Sure, they do have first-class high-accuracy very smooth optics but again, 30% (or just over -- a bit more again than the MK91) central obstruction and the support vanes for the secondary mirror are about 4mm diameter. Not a problem for photography but they do make for thick, bright diffraction spikes.

I don't know which pair you were observing for making this comparison but just to add a bit of spice to the mix, here's a 1997 observation I made of Gamma Sextantis with my old 10" f/6.1 Newtonian that had a baffled tube 50mm secondary, three vane spider (with quite thin spider vanes) at x580. Gamma Sextantis at the time was at 0.54" separation with a difference in magnitudes of 5.1 + 5.4.:

"Well split with a dark hairs breadth between. Clearly split 90 - 95% of the time.
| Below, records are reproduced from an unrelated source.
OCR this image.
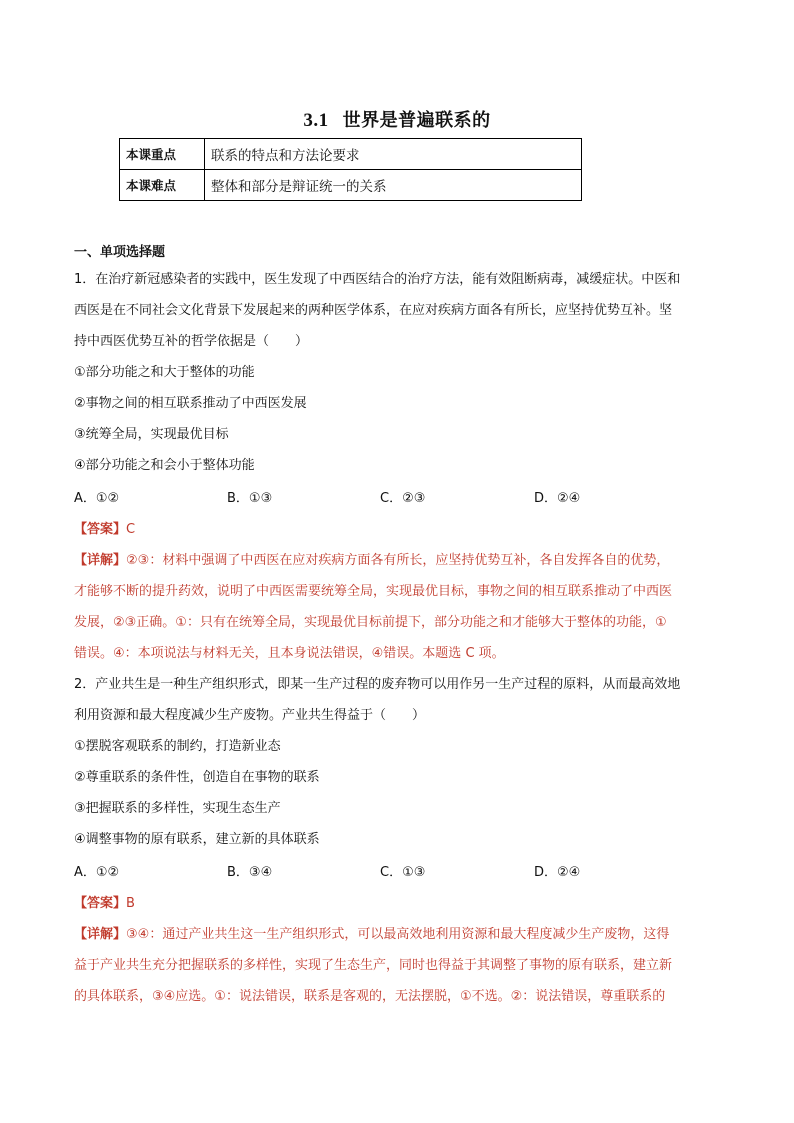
3.1 世界是普遍联系的
本课重点	联系的特点和方法论要求
本课难点	整体和部分是辩证统一的关系
一、单项选择题
1．在治疗新冠感染者的实践中，医生发现了中西医结合的治疗方法，能有效阻断病毒，减缓症状。中医和
西医是在不同社会文化背景下发展起来的两种医学体系，在应对疾病方面各有所长，应坚持优势互补。坚
持中西医优势互补的哲学依据是（　　）
①部分功能之和大于整体的功能
②事物之间的相互联系推动了中西医发展
③统筹全局，实现最优目标
④部分功能之和会小于整体功能
A．①②	B．①③	C．②③	D．②④
【答案】C
【详解】②③：材料中强调了中西医在应对疾病方面各有所长，应坚持优势互补，各自发挥各自的优势，
才能够不断的提升药效，说明了中西医需要统筹全局，实现最优目标，事物之间的相互联系推动了中西医
发展，②③正确。①：只有在统筹全局，实现最优目标前提下，部分功能之和才能够大于整体的功能，①
错误。④：本项说法与材料无关，且本身说法错误，④错误。本题选 C 项。
2．产业共生是一种生产组织形式，即某一生产过程的废弃物可以用作另一生产过程的原料，从而最高效地
利用资源和最大程度减少生产废物。产业共生得益于（　　）
①摆脱客观联系的制约，打造新业态
②尊重联系的条件性，创造自在事物的联系
③把握联系的多样性，实现生态生产
④调整事物的原有联系，建立新的具体联系
A．①②	B．③④	C．①③	D．②④
【答案】B
【详解】③④：通过产业共生这一生产组织形式，可以最高效地利用资源和最大程度减少生产废物，这得
益于产业共生充分把握联系的多样性，实现了生态生产，同时也得益于其调整了事物的原有联系，建立新
的具体联系，③④应选。①：说法错误，联系是客观的，无法摆脱，①不选。②：说法错误，尊重联系的
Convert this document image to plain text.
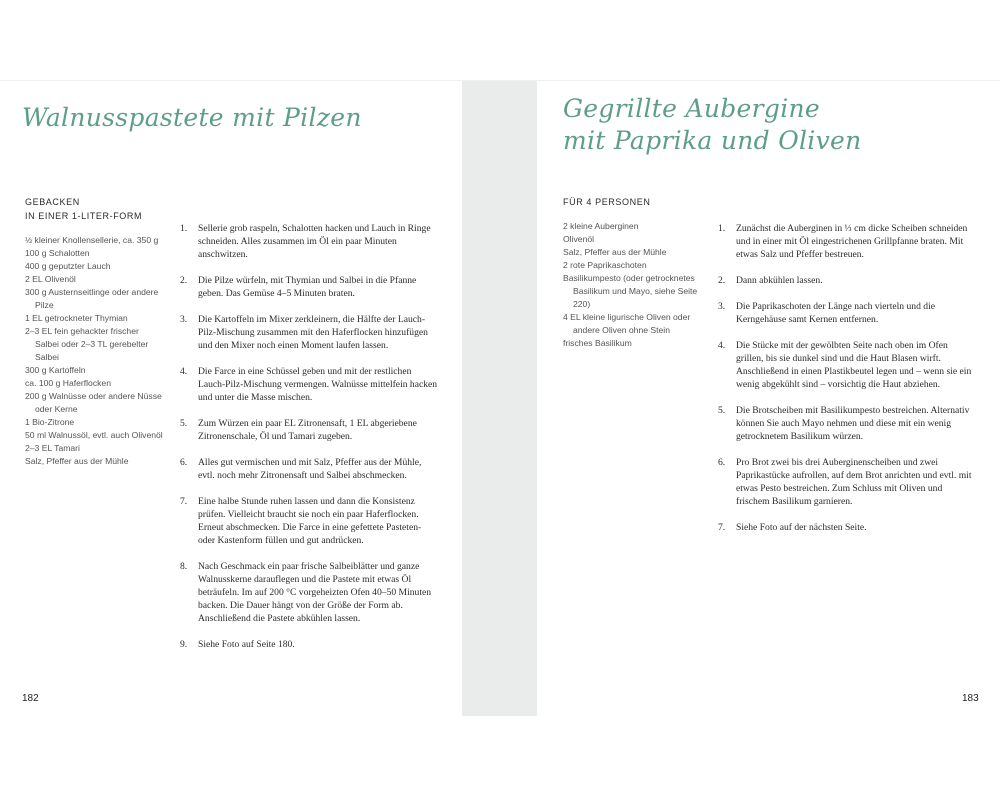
Walnusspastete mit Pilzen
GEBACKEN
IN EINER 1-LITER-FORM
½ kleiner Knollensellerie, ca. 350 g
100 g Schalotten
400 g geputzter Lauch
2 EL Olivenöl
300 g Austernseitlinge oder andere Pilze
1 EL getrockneter Thymian
2–3 EL fein gehackter frischer Salbei oder 2–3 TL gerebelter Salbei
300 g Kartoffeln
ca. 100 g Haferflocken
200 g Walnüsse oder andere Nüsse oder Kerne
1 Bio-Zitrone
50 ml Walnussöl, evtl. auch Olivenöl
2–3 EL Tamari
Salz, Pfeffer aus der Mühle
1. Sellerie grob raspeln, Schalotten hacken und Lauch in Ringe schneiden. Alles zusammen im Öl ein paar Minuten anschwitzen.
2. Die Pilze würfeln, mit Thymian und Salbei in die Pfanne geben. Das Gemüse 4–5 Minuten braten.
3. Die Kartoffeln im Mixer zerkleinern, die Hälfte der Lauch-Pilz-Mischung zusammen mit den Haferflocken hinzufügen und den Mixer noch einen Moment laufen lassen.
4. Die Farce in eine Schüssel geben und mit der restlichen Lauch-Pilz-Mischung vermengen. Walnüsse mittelfein hacken und unter die Masse mischen.
5. Zum Würzen ein paar EL Zitronensaft, 1 EL abgeriebene Zitronenschale, Öl und Tamari zugeben.
6. Alles gut vermischen und mit Salz, Pfeffer aus der Mühle, evtl. noch mehr Zitronensaft und Salbei abschmecken.
7. Eine halbe Stunde ruhen lassen und dann die Konsistenz prüfen. Vielleicht braucht sie noch ein paar Haferflocken. Erneut abschmecken. Die Farce in eine gefettete Pasteten- oder Kastenform füllen und gut andrücken.
8. Nach Geschmack ein paar frische Salbeiblätter und ganze Walnusskerne darauflegen und die Pastete mit etwas Öl beträufeln. Im auf 200 °C vorgeheizten Ofen 40–50 Minuten backen. Die Dauer hängt von der Größe der Form ab. Anschließend die Pastete abkühlen lassen.
9. Siehe Foto auf Seite 180.

182

Gegrillte Aubergine
mit Paprika und Oliven
FÜR 4 PERSONEN
2 kleine Auberginen
Olivenöl
Salz, Pfeffer aus der Mühle
2 rote Paprikaschoten
Basilikumpesto (oder getrocknetes Basilikum und Mayo, siehe Seite 220)
4 EL kleine ligurische Oliven oder andere Oliven ohne Stein
frisches Basilikum
1. Zunächst die Auberginen in ⅓ cm dicke Scheiben schneiden und in einer mit Öl eingestrichenen Grillpfanne braten. Mit etwas Salz und Pfeffer bestreuen.
2. Dann abkühlen lassen.
3. Die Paprikaschoten der Länge nach vierteln und die Kerngehäuse samt Kernen entfernen.
4. Die Stücke mit der gewölbten Seite nach oben im Ofen grillen, bis sie dunkel sind und die Haut Blasen wirft. Anschließend in einen Plastikbeutel legen und – wenn sie ein wenig abgekühlt sind – vorsichtig die Haut abziehen.
5. Die Brotscheiben mit Basilikumpesto bestreichen. Alternativ können Sie auch Mayo nehmen und diese mit ein wenig getrocknetem Basilikum würzen.
6. Pro Brot zwei bis drei Auberginenscheiben und zwei Paprikastücke aufrollen, auf dem Brot anrichten und evtl. mit etwas Pesto bestreichen. Zum Schluss mit Oliven und frischem Basilikum garnieren.
7. Siehe Foto auf der nächsten Seite.

183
In PA 70, diffraction rings surrounding both components virtually stationary. Another faint star 1' away magnitude11 in PA 340. "

The Dawes limit for a 10" telescope is 0.46" so I have split 'em almost down to the practical limit with nothing more than a common "light-bucket" -- as you like to call them.

Best,

L.

Last edited by ngcles; 04-08-2019 at 07:27 PM.